Image at left: These do look comfortable, but 200??
My mom’s love of collecting things made her incredibly easy to shop for. Every Christmas and birthday my brother and I could rotate between the champagne flute/candlestick/mini pitcher/teapot/padded coat hanger obsessions. Actually, my brother stopped at padded coat hangers. That’s all he bought her for about 15 years straight, and she LOVED it.
These collections defined her space. You knew when you walked in her house what she loved. When she passed away, we had no idea what to do with all these collections. It’s harder to dispose of 200 puffy coat hangers than you’d think. While nice, my brother and I didn’t need 25 teapots, 40 mini pitchers, 30+ champagne flutes (all different) or 15-20 random candlesticks. It was overwhelming.
So, as many families probably do, we distributed a few items from each precious grouping to those who wanted them and donated the rest. Your coat will be extremely comfortable in my front closet thanks to her hangers. I have one mini pitcher (one I gave her I think). I may have gotten away without having to take a teapot. However, I got more than my share of champagne flutes and about 3 candlesticks. I realize that by keeping only a few of these things, the fact that she had grand-ish collections will be lost on future generations. As these things pass down to future generations they will simply become “the pitcher that belonged to Sybil” or something like that.
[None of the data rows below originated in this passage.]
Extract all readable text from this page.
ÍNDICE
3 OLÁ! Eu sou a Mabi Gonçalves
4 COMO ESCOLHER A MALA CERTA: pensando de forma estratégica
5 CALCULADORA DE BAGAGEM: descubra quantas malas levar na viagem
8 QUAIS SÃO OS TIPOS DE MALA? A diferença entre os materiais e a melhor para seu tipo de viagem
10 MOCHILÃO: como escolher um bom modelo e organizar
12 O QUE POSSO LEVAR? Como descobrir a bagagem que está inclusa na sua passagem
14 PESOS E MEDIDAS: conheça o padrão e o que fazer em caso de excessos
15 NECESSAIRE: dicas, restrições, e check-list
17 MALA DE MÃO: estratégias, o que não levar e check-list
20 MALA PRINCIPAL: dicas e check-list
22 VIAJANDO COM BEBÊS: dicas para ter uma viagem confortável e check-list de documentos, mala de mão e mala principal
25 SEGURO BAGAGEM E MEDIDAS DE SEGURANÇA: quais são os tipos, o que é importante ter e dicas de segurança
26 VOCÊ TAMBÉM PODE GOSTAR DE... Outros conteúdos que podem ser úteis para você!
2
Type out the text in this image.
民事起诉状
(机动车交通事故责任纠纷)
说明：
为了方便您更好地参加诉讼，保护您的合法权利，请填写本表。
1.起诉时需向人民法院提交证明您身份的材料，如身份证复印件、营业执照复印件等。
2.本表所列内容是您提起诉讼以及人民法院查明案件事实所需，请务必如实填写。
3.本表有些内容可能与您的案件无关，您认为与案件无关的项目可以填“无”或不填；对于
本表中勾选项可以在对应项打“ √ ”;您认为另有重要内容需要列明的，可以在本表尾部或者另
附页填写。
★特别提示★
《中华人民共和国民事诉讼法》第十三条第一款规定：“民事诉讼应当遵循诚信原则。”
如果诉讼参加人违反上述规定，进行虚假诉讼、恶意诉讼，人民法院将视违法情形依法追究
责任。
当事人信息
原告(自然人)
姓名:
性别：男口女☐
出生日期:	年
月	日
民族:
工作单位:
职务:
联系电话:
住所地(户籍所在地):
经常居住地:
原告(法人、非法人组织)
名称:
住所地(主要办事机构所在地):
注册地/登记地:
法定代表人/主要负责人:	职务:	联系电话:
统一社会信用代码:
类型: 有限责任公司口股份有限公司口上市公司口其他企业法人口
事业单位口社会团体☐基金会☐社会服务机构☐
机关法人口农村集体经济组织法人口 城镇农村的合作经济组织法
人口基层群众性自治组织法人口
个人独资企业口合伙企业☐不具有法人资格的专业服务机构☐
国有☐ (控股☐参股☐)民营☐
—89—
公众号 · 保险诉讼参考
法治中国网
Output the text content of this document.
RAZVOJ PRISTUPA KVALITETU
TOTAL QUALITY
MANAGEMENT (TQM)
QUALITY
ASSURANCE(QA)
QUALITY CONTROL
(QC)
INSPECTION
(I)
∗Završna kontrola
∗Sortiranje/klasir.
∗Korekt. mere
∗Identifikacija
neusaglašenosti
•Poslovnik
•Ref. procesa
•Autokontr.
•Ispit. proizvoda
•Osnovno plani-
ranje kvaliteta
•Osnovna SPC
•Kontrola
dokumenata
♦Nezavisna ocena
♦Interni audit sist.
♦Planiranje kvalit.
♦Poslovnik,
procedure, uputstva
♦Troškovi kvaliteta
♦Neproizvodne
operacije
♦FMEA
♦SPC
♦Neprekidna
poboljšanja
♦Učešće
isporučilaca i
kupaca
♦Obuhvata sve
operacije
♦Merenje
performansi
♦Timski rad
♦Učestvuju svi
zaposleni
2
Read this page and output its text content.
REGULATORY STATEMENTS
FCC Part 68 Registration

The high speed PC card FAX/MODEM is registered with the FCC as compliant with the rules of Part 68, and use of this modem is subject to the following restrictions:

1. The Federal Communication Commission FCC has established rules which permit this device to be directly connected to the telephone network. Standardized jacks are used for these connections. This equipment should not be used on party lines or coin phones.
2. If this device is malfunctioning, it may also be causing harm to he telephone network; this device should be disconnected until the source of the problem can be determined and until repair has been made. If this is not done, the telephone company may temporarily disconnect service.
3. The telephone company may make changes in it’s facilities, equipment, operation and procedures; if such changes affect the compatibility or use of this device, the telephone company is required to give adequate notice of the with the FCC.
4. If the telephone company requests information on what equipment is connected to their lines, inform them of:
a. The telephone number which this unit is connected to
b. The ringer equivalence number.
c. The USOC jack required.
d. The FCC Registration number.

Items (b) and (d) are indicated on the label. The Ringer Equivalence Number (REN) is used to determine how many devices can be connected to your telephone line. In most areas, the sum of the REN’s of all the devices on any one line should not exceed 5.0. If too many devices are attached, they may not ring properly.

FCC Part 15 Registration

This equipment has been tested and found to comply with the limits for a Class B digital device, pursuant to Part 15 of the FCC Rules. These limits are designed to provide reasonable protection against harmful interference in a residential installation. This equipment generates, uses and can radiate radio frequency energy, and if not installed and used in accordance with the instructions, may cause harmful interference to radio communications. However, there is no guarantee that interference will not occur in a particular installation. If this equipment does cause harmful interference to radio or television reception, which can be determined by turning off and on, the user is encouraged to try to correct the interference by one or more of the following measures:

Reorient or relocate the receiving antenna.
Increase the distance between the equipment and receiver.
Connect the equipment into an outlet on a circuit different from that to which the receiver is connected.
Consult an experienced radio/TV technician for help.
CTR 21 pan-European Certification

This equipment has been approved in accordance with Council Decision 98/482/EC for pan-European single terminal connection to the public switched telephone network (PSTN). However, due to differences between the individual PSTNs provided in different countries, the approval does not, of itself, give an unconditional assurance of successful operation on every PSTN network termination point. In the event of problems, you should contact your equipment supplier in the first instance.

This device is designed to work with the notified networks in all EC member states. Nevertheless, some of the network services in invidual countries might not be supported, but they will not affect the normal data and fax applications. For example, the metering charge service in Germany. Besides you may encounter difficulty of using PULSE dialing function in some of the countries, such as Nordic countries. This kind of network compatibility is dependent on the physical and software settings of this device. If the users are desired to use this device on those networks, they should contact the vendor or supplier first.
Then there’s the stuff that we’ll end up fighting NOT to take. A friend’s mother collects extremely unattractive Christmas dishes. The siblings have openly fought over who *doesn’t* have to take them. That’s one collection destined for the Salvation Army. Other collections may be so valuable that there are specific heirs called out in a will. My youthful baseball card collection, however, will not be putting my kids through college.
Such is the fate of our collections. It made me sad at times to get rid of so much of my mother’s belongings. There were probably a few things I should have kept, looking back. But in the midst of bereaved purging it’s hard to be logical. I look around at the things I collect, and I know my kids don’t have a particular passion for these items. I’m sure they’ll end up with one of each after I’m gone. And that will be okay. While my material “stuff” seems important now, I know they don’t define who I am. As long as my family keeps one or two around to remember my by, I’ll be thankful. It’s probably for the best that my great-great-grandkids won’t know the extent of my obsession with old class photos!
If you have an amazing collection that does have some value, take the time to find someone in the younger generation who shares your passion. You might not want to leave something like that to chance!